Neil Haddaway - Definitely, the native crayfish can't really compete when it comes to eating food with the invasive and the disease really did knock it for six.
Richard Hollingham - So how do you use research like this, Alison?
Alison Dunn - Understanding the processes going on in an ecosystem and understanding how important disease can be in modifying interactions, whether it's between an animal and its prey or between an animal and another one with which it competes are important to understanding how ecosystems are made up. And biological invasions are enormously important economically and in terms of biodiversity across the whole globe. In terms of losing our diversity of animals and plants they are second only after habit destruction as being a cause of loss of species across the globe. So by understanding in this small beck how disease modifies the interaction between the native and invasive we could develop our understanding at a much broader level of invasive species and the importance of disease.

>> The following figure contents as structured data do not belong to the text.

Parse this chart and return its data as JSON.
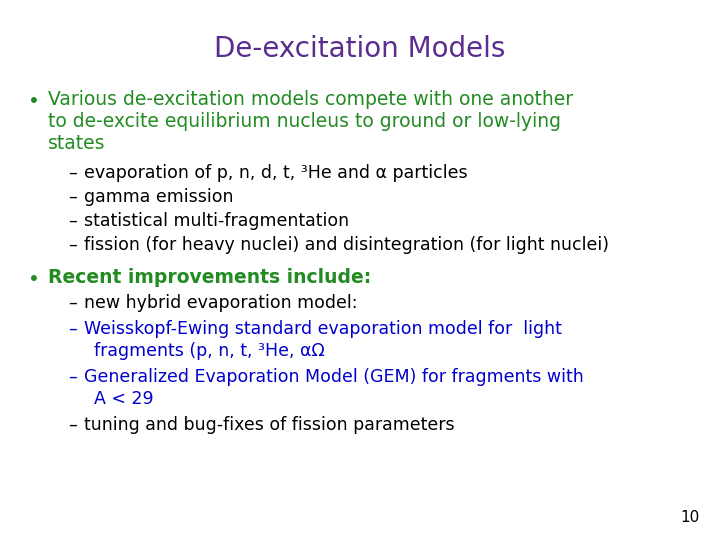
{
  "title": "De-excitation Models",
  "title_color": "#5B2D8E",
  "title_fontsize": 20,
  "background_color": "#FFFFFF",
  "green_color": "#228B22",
  "black_color": "#000000",
  "blue_color": "#0000CC",
  "page_number": "10",
  "bullet1_color": "#228B22",
  "bullet1_lines": [
    "Various de-excitation models compete with one another",
    "to de-excite equilibrium nucleus to ground or low-lying",
    "states"
  ],
  "sub1_color": "#000000",
  "sub1_items": [
    "evaporation of p, n, d, t, ³He and α particles",
    "gamma emission",
    "statistical multi-fragmentation",
    "fission (for heavy nuclei) and disintegration (for light nuclei)"
  ],
  "bullet2_color": "#228B22",
  "bullet2_text": "Recent improvements include:",
  "sub2_items": [
    {
      "lines": [
        "new hybrid evaporation model:"
      ],
      "color": "#000000"
    },
    {
      "lines": [
        "Weisskopf-Ewing standard evaporation model for  light",
        "fragments (p, n, t, ³He, αΩ"
      ],
      "color": "#0000CC"
    },
    {
      "lines": [
        "Generalized Evaporation Model (GEM) for fragments with",
        "A < 29"
      ],
      "color": "#0000CC"
    },
    {
      "lines": [
        "tuning and bug-fixes of fission parameters"
      ],
      "color": "#000000"
    }
  ]
}
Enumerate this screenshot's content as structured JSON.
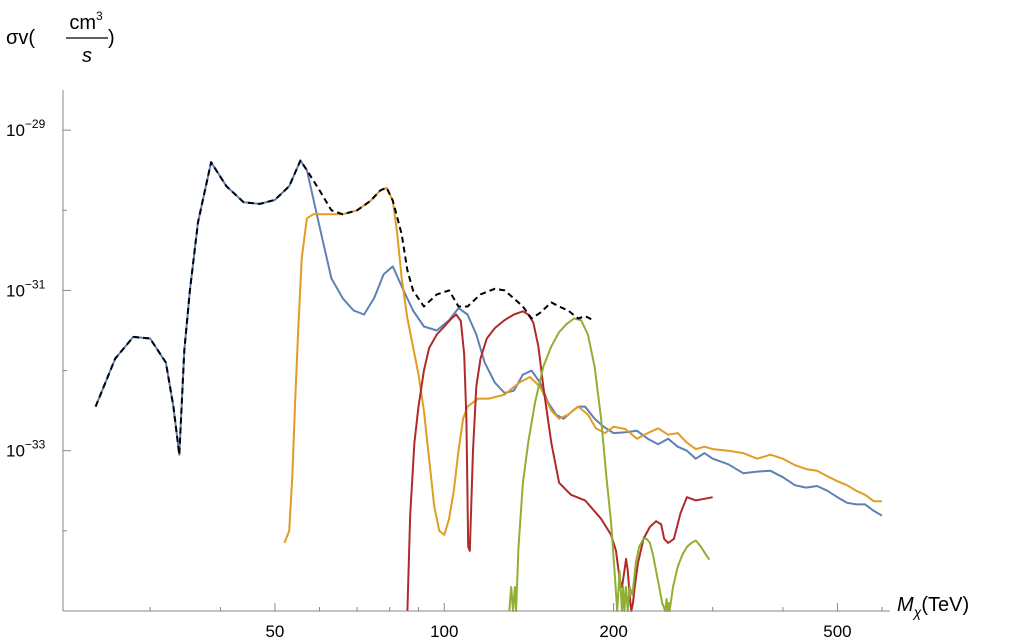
{
  "chart_data": {
    "type": "line",
    "title": "",
    "xlabel": "M_χ(TeV)",
    "xlabel_parts": {
      "main": "M",
      "sub": "χ",
      "unit": "(TeV)"
    },
    "ylabel": "σv(cm³/s)",
    "ylabel_parts": {
      "sigma": "σv(",
      "num": "cm",
      "num_exp": "3",
      "den": "s",
      "close": ")"
    },
    "x_scale": "log",
    "y_scale": "log",
    "xlim": [
      21,
      620
    ],
    "ylim_log10": [
      -35.0,
      -28.0
    ],
    "x_ticks": [
      50,
      100,
      200,
      500
    ],
    "x_tick_labels": [
      "50",
      "100",
      "200",
      "500"
    ],
    "y_ticks_log10": [
      -33,
      -31,
      -29
    ],
    "y_tick_labels": [
      {
        "base": "10",
        "exp": "−33"
      },
      {
        "base": "10",
        "exp": "−31"
      },
      {
        "base": "10",
        "exp": "−29"
      }
    ],
    "grid": false,
    "legend": "none",
    "series": [
      {
        "color": "#5e81b5",
        "x": [
          24,
          26,
          28,
          30,
          32,
          33,
          33.8,
          34.5,
          35.3,
          36.5,
          38.5,
          41,
          44,
          47,
          50,
          53,
          55.5,
          57,
          60,
          63,
          66,
          69,
          72,
          75,
          78,
          81,
          84,
          88,
          92,
          97,
          102,
          106,
          110,
          114,
          118,
          123,
          128,
          133,
          138,
          143,
          148,
          153,
          158,
          163,
          168,
          173,
          178,
          185,
          192,
          200,
          210,
          220,
          230,
          240,
          250,
          260,
          270,
          280,
          290,
          300,
          320,
          340,
          360,
          380,
          400,
          420,
          440,
          460,
          480,
          500,
          520,
          540,
          560,
          580,
          600
        ],
        "y": [
          -32.45,
          -31.85,
          -31.58,
          -31.6,
          -31.9,
          -32.45,
          -33.05,
          -31.75,
          -31.0,
          -30.15,
          -29.4,
          -29.7,
          -29.9,
          -29.92,
          -29.87,
          -29.7,
          -29.38,
          -29.5,
          -30.2,
          -30.85,
          -31.1,
          -31.25,
          -31.3,
          -31.1,
          -30.8,
          -30.7,
          -30.95,
          -31.25,
          -31.45,
          -31.5,
          -31.37,
          -31.22,
          -31.3,
          -31.55,
          -31.9,
          -32.15,
          -32.28,
          -32.25,
          -32.05,
          -32.0,
          -32.15,
          -32.4,
          -32.55,
          -32.6,
          -32.52,
          -32.45,
          -32.45,
          -32.6,
          -32.7,
          -32.78,
          -32.77,
          -32.75,
          -32.85,
          -32.92,
          -32.85,
          -32.95,
          -33.0,
          -33.1,
          -33.03,
          -33.1,
          -33.17,
          -33.28,
          -33.26,
          -33.25,
          -33.33,
          -33.43,
          -33.46,
          -33.44,
          -33.5,
          -33.58,
          -33.65,
          -33.67,
          -33.67,
          -33.75,
          -33.81
        ]
      },
      {
        "color": "#e19c24",
        "x": [
          52,
          53,
          53.7,
          54.3,
          55,
          55.8,
          57,
          58.5,
          60,
          63,
          66,
          70,
          74,
          77,
          79,
          81,
          82.5,
          84,
          86,
          88,
          90,
          92,
          94,
          96,
          98,
          100,
          102,
          104,
          106,
          108,
          110,
          115,
          120,
          128,
          136,
          142,
          148,
          155,
          160,
          166,
          173,
          180,
          186,
          193,
          200,
          210,
          220,
          230,
          240,
          250,
          260,
          270,
          280,
          290,
          300,
          320,
          340,
          360,
          380,
          400,
          420,
          440,
          460,
          480,
          500,
          520,
          540,
          560,
          580,
          600
        ],
        "y": [
          -34.15,
          -34.0,
          -33.3,
          -32.4,
          -31.5,
          -30.6,
          -30.1,
          -30.05,
          -30.05,
          -30.05,
          -30.05,
          -30.0,
          -29.88,
          -29.75,
          -29.72,
          -29.88,
          -30.3,
          -30.85,
          -31.35,
          -31.7,
          -32.05,
          -32.5,
          -33.1,
          -33.7,
          -34.0,
          -34.05,
          -33.85,
          -33.5,
          -33.0,
          -32.6,
          -32.45,
          -32.35,
          -32.35,
          -32.3,
          -32.15,
          -32.08,
          -32.2,
          -32.5,
          -32.6,
          -32.55,
          -32.45,
          -32.55,
          -32.72,
          -32.78,
          -32.7,
          -32.73,
          -32.85,
          -32.78,
          -32.72,
          -32.8,
          -32.78,
          -32.9,
          -32.98,
          -32.95,
          -32.98,
          -33.0,
          -33.03,
          -33.1,
          -33.05,
          -33.1,
          -33.18,
          -33.23,
          -33.25,
          -33.32,
          -33.38,
          -33.43,
          -33.5,
          -33.55,
          -33.63,
          -33.63
        ]
      },
      {
        "color": "#b12a2a",
        "x": [
          86,
          87,
          88.5,
          90,
          92,
          94,
          97,
          100,
          103,
          105,
          107,
          108.5,
          109.5,
          110.3,
          111,
          112.5,
          114,
          116,
          119,
          123,
          128,
          133,
          138,
          141,
          144,
          147,
          150,
          155,
          160,
          168,
          178,
          190,
          198,
          202,
          205,
          207,
          209,
          210.5,
          212,
          213.5,
          215,
          216.5,
          218,
          221,
          226,
          232,
          238,
          243,
          246,
          250,
          256,
          263,
          270,
          280,
          290,
          300
        ],
        "y": [
          -35.0,
          -33.8,
          -32.9,
          -32.45,
          -32.0,
          -31.72,
          -31.55,
          -31.45,
          -31.35,
          -31.3,
          -31.38,
          -31.8,
          -32.6,
          -34.2,
          -34.25,
          -33.0,
          -32.2,
          -31.85,
          -31.6,
          -31.47,
          -31.37,
          -31.3,
          -31.26,
          -31.3,
          -31.4,
          -31.7,
          -32.2,
          -32.9,
          -33.4,
          -33.55,
          -33.62,
          -33.85,
          -34.05,
          -34.25,
          -34.6,
          -34.7,
          -34.5,
          -34.35,
          -34.5,
          -34.8,
          -35.0,
          -34.9,
          -34.7,
          -34.4,
          -34.1,
          -33.95,
          -33.88,
          -33.92,
          -34.1,
          -34.15,
          -34.1,
          -33.78,
          -33.58,
          -33.62,
          -33.6,
          -33.58
        ]
      },
      {
        "color": "#8fb032",
        "x": [
          130.5,
          131.5,
          132.5,
          133.5,
          134.2,
          135.5,
          138,
          141,
          145,
          150,
          155,
          160,
          165,
          170,
          175,
          180,
          185,
          190,
          194,
          198,
          201,
          203,
          205,
          207,
          208,
          209,
          210.5,
          212,
          213.5,
          216,
          219,
          222,
          226,
          229,
          232,
          235,
          238,
          241,
          244,
          247,
          248.5,
          249.5,
          250.5,
          251.5,
          255,
          260,
          265,
          270,
          275,
          280,
          286,
          292,
          296
        ],
        "y": [
          -35.0,
          -34.7,
          -35.0,
          -34.7,
          -35.0,
          -34.2,
          -33.4,
          -32.9,
          -32.4,
          -31.95,
          -31.7,
          -31.52,
          -31.42,
          -31.35,
          -31.37,
          -31.55,
          -31.95,
          -32.6,
          -33.3,
          -33.9,
          -34.55,
          -35.0,
          -34.5,
          -35.0,
          -34.7,
          -35.0,
          -34.7,
          -35.0,
          -34.7,
          -34.8,
          -34.4,
          -34.2,
          -34.1,
          -34.1,
          -34.15,
          -34.3,
          -34.5,
          -34.7,
          -34.9,
          -35.0,
          -34.85,
          -35.0,
          -34.9,
          -35.0,
          -34.7,
          -34.45,
          -34.3,
          -34.2,
          -34.15,
          -34.12,
          -34.2,
          -34.3,
          -34.36
        ]
      },
      {
        "color": "#000000",
        "dashed": true,
        "x": [
          24,
          26,
          28,
          30,
          32,
          33,
          33.8,
          34.5,
          35.3,
          36.5,
          38.5,
          41,
          44,
          47,
          50,
          53,
          55.5,
          57,
          60,
          63,
          66,
          70,
          74,
          77,
          79,
          81,
          84,
          86,
          88,
          92,
          97,
          102,
          106,
          110,
          116,
          123,
          128,
          133,
          138,
          143,
          148,
          155,
          160,
          166,
          173,
          178,
          185
        ],
        "y": [
          -32.45,
          -31.85,
          -31.58,
          -31.6,
          -31.9,
          -32.45,
          -33.05,
          -31.75,
          -31.0,
          -30.15,
          -29.4,
          -29.7,
          -29.9,
          -29.92,
          -29.87,
          -29.7,
          -29.38,
          -29.5,
          -29.75,
          -30.0,
          -30.05,
          -30.0,
          -29.88,
          -29.75,
          -29.72,
          -29.88,
          -30.3,
          -30.75,
          -31.0,
          -31.2,
          -31.05,
          -31.0,
          -31.2,
          -31.2,
          -31.05,
          -30.98,
          -31.0,
          -31.1,
          -31.2,
          -31.35,
          -31.28,
          -31.15,
          -31.2,
          -31.25,
          -31.35,
          -31.32,
          -31.38
        ]
      }
    ]
  }
}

Richard Hollingham - So coming back to the white clawed British crayfish, does that mean you can save it?
Alison Dunn - The white clawed crayfish will continue to decline both as a result of interactions with the signal and with the disease but I think the Environment Agency have strategies to try and slow the spread of the signal crayfish and to develop isolated populations where we can conserve our native species.
Richard Hollingham - So all is not lost?
Alison Dunn - No, all is not lost.
Could we promote some excellent recipes for the signal crayfish, together with techniques for capturing them and how to distinguish them from our own species. We could then become their natural predators, maybe even start up a business that supplies the blighters to restaurants? Andrew K Fletcher, Tue, 27th Mar 2012
Nice idea, although i don't think it would be terribly practical - or if we start with one species where does it stop?